ROI = region of interest; HU = Hounsfield units; CE = contrast enhanced; LRS = lactated Ringer’s solution.

Table 2.

Adjusted P Values for Difference in Mean Apparent Density (HU) between Groups Using Tukey’s Honest Significant Difference and a 95% Confidence Level.

	CE-Fibrillated	CE-Intact	LRS-Intact
CE-Delaminated	0.19	0.04	<0.0001
CE-Fibrillated		0.88	0.0002
CE-Intact			0.002

HU = Hounsfield units; CE = contrast enhanced; LRS = lactated Ringer’s solution.

Figure 4.

Mean apparent density (HU) of bovine cartilage after contrast-enhanced µ-computed tomography (CE-µCT). Blocks were imaged in Conray60 (C60) and the superficial layer was either removed (delaminated [n = 11]; fibrillated [n = 11], or left intact [n = 11]). Controls (n = 8) were intact and instead exposed to lactated Ringer’s solution (LRS) prior to μCT.

Figure 5.

Bovine osteochondral sections stained using safranin-O to demonstrate 2 conditions of superficial damage: (A) fibrillated and (B) delaminated.

In Vivo CE-CT of Osteoarthritic Cartilage

Cartilage in stifles of early phase OA sheep that were exposed to contrast media 10 minutes prior to clinical-resolution CT imaging exhibited an average gain of 601 HU. This was significantly greater than cartilage in the unoperated, noncontrasted contralateral stifles (P < 0.001).

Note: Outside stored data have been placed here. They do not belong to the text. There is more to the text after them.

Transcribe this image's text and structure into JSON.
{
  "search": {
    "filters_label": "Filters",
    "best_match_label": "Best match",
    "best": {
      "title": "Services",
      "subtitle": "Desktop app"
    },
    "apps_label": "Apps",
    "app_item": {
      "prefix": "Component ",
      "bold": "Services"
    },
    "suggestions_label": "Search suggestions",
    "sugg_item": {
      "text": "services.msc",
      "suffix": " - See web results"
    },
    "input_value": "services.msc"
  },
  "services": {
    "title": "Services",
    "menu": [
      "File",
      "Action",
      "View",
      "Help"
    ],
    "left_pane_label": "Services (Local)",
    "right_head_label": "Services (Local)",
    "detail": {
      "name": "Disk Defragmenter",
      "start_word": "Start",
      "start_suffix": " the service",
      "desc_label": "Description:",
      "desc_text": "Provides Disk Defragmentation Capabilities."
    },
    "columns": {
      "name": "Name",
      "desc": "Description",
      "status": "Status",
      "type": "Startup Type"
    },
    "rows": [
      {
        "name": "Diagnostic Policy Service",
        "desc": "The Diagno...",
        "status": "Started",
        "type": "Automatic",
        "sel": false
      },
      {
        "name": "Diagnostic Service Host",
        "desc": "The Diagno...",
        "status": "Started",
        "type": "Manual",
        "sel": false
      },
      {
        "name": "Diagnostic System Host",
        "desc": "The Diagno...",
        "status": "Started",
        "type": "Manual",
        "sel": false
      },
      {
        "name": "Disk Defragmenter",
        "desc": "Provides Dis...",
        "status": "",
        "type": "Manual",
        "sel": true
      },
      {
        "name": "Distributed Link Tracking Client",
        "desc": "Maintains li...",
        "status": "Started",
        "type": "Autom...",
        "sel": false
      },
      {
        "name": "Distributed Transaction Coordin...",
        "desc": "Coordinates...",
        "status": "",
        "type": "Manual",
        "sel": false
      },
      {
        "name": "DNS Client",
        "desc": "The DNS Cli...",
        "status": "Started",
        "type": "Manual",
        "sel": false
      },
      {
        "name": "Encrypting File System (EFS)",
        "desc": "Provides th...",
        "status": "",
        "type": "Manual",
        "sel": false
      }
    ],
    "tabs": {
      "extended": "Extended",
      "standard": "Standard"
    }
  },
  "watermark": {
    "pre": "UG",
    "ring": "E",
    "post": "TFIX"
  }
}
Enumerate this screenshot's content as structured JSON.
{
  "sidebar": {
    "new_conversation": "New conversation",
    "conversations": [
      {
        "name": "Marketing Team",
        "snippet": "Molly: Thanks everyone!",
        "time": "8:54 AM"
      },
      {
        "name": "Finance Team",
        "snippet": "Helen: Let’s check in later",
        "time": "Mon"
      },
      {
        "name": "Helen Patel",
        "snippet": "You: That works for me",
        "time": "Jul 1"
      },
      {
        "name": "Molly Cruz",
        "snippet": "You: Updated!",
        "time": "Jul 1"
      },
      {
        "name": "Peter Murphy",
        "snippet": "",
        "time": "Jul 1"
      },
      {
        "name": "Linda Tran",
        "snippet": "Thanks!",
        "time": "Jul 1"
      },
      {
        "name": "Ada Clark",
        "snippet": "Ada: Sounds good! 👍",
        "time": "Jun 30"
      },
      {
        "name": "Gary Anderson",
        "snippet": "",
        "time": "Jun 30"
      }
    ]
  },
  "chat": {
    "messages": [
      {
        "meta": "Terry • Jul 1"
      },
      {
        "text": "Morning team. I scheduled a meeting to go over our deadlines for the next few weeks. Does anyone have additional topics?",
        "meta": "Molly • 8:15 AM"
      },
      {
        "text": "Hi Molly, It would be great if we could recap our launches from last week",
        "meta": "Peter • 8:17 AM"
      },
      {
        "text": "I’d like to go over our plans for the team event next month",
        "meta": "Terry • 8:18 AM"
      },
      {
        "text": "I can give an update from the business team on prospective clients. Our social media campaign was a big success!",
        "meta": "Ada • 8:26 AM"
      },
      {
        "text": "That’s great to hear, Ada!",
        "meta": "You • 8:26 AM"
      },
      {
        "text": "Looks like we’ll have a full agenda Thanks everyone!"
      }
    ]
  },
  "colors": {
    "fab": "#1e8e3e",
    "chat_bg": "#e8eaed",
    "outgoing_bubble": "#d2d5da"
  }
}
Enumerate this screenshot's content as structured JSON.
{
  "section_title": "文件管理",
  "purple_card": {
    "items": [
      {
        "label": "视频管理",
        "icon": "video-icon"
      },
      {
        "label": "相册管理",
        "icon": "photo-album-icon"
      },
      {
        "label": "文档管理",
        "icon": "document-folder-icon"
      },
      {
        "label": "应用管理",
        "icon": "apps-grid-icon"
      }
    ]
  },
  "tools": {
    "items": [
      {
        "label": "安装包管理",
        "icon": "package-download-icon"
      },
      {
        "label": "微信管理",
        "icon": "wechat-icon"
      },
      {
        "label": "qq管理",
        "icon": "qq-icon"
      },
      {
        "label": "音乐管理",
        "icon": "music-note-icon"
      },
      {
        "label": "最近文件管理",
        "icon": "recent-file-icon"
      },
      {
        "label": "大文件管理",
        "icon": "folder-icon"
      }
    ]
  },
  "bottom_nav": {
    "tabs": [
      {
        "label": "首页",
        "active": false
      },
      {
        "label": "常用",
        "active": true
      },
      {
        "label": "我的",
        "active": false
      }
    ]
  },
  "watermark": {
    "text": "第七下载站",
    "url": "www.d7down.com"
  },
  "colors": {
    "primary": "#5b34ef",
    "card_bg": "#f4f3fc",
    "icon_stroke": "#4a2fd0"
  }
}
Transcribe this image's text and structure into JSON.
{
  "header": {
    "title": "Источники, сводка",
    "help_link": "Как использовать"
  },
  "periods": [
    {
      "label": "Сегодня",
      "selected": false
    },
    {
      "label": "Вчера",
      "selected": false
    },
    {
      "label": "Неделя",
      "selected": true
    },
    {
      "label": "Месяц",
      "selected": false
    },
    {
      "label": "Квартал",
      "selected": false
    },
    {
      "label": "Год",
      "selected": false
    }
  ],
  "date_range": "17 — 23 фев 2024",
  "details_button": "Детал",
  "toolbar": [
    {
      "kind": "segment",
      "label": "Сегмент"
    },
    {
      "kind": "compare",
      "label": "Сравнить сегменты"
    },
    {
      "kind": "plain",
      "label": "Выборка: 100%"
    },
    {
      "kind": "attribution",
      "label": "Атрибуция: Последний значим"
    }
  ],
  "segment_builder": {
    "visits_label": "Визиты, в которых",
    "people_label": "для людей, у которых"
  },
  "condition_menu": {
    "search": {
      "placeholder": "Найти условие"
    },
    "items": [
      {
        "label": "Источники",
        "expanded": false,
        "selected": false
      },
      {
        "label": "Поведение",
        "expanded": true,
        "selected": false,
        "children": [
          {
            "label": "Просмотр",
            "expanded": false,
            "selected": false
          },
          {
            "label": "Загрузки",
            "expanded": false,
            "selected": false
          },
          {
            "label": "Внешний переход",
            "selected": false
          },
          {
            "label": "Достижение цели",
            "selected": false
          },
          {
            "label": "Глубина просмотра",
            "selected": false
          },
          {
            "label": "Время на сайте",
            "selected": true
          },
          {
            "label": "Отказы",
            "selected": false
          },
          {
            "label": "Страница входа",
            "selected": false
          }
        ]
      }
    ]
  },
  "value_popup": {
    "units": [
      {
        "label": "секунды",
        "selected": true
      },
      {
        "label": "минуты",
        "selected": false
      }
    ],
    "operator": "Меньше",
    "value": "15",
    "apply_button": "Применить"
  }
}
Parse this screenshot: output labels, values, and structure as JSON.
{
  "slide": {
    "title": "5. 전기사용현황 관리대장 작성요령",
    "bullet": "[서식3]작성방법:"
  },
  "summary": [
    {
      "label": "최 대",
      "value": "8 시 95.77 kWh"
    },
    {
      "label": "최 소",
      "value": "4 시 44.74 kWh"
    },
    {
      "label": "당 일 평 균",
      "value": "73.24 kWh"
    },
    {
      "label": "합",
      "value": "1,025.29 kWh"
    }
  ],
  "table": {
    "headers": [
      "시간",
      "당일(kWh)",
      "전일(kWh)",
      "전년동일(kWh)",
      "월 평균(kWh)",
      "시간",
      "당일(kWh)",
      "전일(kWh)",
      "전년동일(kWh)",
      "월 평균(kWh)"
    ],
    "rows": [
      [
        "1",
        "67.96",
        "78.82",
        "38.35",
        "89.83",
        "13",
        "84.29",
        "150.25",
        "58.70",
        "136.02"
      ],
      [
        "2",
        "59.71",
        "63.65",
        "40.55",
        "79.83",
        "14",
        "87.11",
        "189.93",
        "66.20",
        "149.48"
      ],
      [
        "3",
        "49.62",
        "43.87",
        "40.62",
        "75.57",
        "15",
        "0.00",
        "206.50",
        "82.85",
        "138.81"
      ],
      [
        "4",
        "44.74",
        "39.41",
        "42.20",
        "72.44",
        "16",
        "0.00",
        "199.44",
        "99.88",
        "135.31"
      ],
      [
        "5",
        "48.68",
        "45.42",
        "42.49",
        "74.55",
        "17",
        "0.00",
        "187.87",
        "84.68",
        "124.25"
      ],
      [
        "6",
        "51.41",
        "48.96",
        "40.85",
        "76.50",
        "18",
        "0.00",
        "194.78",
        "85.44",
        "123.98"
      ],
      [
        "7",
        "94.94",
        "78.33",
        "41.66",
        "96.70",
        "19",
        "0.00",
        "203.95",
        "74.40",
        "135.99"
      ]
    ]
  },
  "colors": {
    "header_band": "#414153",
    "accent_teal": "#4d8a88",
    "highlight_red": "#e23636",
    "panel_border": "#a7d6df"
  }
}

Ex Vivo CE-μCT of Osteoarthritic Stifle Joints

The mean radiographic densities for each of the three MTP ROIs at the early and late phase OA time points are shown in Table 3 . Sites 1 and 3 had greater mean HU in the early-phase OA sheep compared with the same relative location of the late-phase OA sheep ( Table 3 ). In late-phase OA sheep, site location was the main effect responsible for variance in HU (F = 5.835, P < 0.01) while early phase OA sheep did not have the same effect of site (F = 2.601, P = 0.09) ( Table 4 ).

Table 3.

Means (Standard Deviation) of Apparent Density in Hounsfield Units (HU), and sGAG Concentration of All 3 Sites for the Early-Phase OA Group (n = 9), Late-Phase OA Group (n = 11), and Control Sheep.

	Site 1	Site 2	Site 3
Apparent density (HU)
Early-phase OA	1098.3 (178.9)	1061.2 (359.6)	1029.1 (579.3)
Late-phase OA	887.9 (284.1)	1181.9 (200.8)	901.9 (155.1)
Controls	847.3 (310.2)	965.8 (281.35)	643.7 (175.8)
µg CSC per mg wet cartilage
Early-phase OA	46.23 (17.75)	58.07 (28.06)	37.47 (6.94)
Late-phase OA	23.36 (6.94)	26.20 (8.43)	29.79 (7.07)
Controls	33.79 (7.44)	36.01 (6.97)	30.65 (6.57)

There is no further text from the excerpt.